The NTU, with no real funding, also had no ongoing campaign. At the time, there were local and statewide tenants groups and NTU was formed as an umbrella under which those groups operated. There were some national meetings, but the organization was mostly for information-sharing, with no viable organization or paid staff.
Moreover, activism during the conservative era of the 1980s had shifted toward neoliberalism, identity politics, and public interest work. The collapse of NTU in the mid-1980s left the tenant movement without any strong institutional presence and diminished the ability of renter advocates to forge important relationships with other community and labor organizations.

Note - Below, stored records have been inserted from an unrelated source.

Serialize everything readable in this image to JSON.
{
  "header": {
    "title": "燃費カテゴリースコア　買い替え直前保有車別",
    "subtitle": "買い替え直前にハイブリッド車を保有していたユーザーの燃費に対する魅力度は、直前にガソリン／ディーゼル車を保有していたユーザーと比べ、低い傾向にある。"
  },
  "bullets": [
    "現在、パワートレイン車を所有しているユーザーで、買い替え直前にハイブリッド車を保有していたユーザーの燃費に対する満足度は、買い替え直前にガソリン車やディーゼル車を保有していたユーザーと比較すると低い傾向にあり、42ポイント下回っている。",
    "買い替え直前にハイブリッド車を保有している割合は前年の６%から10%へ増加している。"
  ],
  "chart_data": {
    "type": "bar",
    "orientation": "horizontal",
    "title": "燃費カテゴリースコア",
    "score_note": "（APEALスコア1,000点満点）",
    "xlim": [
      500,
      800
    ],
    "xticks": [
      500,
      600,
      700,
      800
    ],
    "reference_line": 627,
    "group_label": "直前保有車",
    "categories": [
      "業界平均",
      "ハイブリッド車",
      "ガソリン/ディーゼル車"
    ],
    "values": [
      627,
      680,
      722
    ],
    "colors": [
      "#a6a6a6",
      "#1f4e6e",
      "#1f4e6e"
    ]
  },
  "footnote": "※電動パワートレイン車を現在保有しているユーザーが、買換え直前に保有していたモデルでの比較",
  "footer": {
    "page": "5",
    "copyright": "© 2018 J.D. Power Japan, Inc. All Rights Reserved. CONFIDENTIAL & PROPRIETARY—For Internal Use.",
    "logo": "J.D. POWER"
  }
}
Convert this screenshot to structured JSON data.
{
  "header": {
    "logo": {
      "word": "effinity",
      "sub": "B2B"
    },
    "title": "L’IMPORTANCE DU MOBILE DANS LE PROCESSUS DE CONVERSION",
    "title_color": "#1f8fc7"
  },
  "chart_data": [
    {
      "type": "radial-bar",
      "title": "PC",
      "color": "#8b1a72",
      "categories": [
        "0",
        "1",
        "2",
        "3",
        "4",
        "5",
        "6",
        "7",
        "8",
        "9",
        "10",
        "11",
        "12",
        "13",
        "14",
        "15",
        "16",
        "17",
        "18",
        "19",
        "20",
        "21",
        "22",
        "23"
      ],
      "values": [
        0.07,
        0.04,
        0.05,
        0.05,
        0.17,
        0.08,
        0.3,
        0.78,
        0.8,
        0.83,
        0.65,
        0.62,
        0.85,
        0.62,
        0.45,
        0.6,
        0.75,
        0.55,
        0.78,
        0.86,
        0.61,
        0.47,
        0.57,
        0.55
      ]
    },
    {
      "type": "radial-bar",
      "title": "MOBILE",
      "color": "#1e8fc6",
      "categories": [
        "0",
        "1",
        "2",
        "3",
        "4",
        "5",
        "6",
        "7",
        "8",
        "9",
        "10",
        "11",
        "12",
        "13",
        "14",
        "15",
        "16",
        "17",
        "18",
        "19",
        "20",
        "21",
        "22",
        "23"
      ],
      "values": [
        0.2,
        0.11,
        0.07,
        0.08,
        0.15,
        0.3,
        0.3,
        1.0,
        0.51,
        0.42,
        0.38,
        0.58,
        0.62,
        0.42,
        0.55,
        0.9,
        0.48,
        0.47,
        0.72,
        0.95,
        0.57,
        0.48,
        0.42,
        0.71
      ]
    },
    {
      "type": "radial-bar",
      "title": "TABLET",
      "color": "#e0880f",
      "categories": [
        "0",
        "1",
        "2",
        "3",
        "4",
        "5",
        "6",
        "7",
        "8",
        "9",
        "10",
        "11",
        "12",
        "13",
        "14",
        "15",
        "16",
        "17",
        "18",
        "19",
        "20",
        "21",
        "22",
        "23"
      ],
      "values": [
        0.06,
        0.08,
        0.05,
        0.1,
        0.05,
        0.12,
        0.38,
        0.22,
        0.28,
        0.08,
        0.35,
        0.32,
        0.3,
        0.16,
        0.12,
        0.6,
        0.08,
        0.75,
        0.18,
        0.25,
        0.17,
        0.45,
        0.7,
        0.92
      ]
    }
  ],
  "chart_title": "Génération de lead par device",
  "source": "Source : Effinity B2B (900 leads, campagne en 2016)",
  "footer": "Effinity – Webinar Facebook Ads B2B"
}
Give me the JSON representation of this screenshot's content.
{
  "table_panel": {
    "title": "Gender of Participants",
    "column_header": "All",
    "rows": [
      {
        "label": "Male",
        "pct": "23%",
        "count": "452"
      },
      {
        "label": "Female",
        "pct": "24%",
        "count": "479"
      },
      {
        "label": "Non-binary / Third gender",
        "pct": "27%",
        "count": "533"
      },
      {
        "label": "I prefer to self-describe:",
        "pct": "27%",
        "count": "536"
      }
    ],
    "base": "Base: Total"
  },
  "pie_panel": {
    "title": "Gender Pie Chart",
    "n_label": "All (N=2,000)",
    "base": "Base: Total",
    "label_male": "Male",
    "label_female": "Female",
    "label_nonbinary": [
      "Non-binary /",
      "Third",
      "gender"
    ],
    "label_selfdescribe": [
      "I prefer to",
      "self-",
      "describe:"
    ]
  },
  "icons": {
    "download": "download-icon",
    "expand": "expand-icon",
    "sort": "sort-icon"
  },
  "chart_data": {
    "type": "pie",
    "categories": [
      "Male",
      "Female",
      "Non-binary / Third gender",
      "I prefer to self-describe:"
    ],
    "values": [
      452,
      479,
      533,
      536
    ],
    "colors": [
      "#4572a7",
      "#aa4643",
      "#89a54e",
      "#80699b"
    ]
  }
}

Forces for Good makes a major contribution in articulating how strong institutions and networks can build long-term movements for positive change. The authors profile a dozen high-impact, largely national organizations, including the Environmental Defense Fund, the National Council of La Raza, the Center for Community Self-Help, and the Heritage Foundation. The authors argue that these organizations adhere to six effective practices: advocate and serve; make markets work; inspire people; nurture nonprofit networks; master the art of adaptation; and share leadership.
The authors offer a number of examples of how these diverse organizations make social impacts using these practices. I was particularly struck by how the Center for Community Self-Help (Self-Help), which operates one of the largest community-development credit unions in the United States in Durham, N.C., was able to use market forces to create a secondary market for purchasing Self-Help-originated homeowner loans that are purchased directly by Fannie Mae and Freddie Mac. Self-Help also launched the Center for Responsible Lending to stem predatory lending practices that caused 10,000 North Carolina families to lose their houses years ago, prior to the current foreclosure crisis. The Center for Responsible Lending and others in North Carolina secured the passage of arguably the most significant piece of state legislation to attack predatory lending, the North Carolina Anti-Predatory Lending Law.
Another interesting example is the work of the Center on Budget and Policy Priorities (CBPP) on designing federal policy, but also working with other national, state, and local networks to generate effective advocacy campaigns for policy proposals. CBPP was instrumental in working with the Clinton administration to significantly expand the refundable Earned Income Tax Credit (EITC) for low-wage workers. EITC raises more people out of poverty—five million—than any other federal social policy, yet many of the intended beneficiaries are not aware of the EITC and thus do not participate in the program. To remedy this information gap, CBPP worked with thousands of existing organizations and hundreds of networks to create greater awareness and increase the percentage of eligible tax filers claiming the EITC. It is the combination of good policy and strong networks that create positive impact.
The authors offer a somewhat idealized picture of the nonprofits they profile. In doing so, they neglect the more difficult issues most nonprofits face in working with an array of partners and networks. Their portrayal of the successes of the featured organizations tends to discount the role of other individuals, groups, and networks in enabling the high-impact organizations to succeed.
By connecting organizational impact to broader public benefit, Forces for Good shows nonprofit leaders how they can be more effective agents of social change and how they can build durable movements, creating long-term positive results.
Robert O. Zdenek is interim executive director of the National Housing Institute.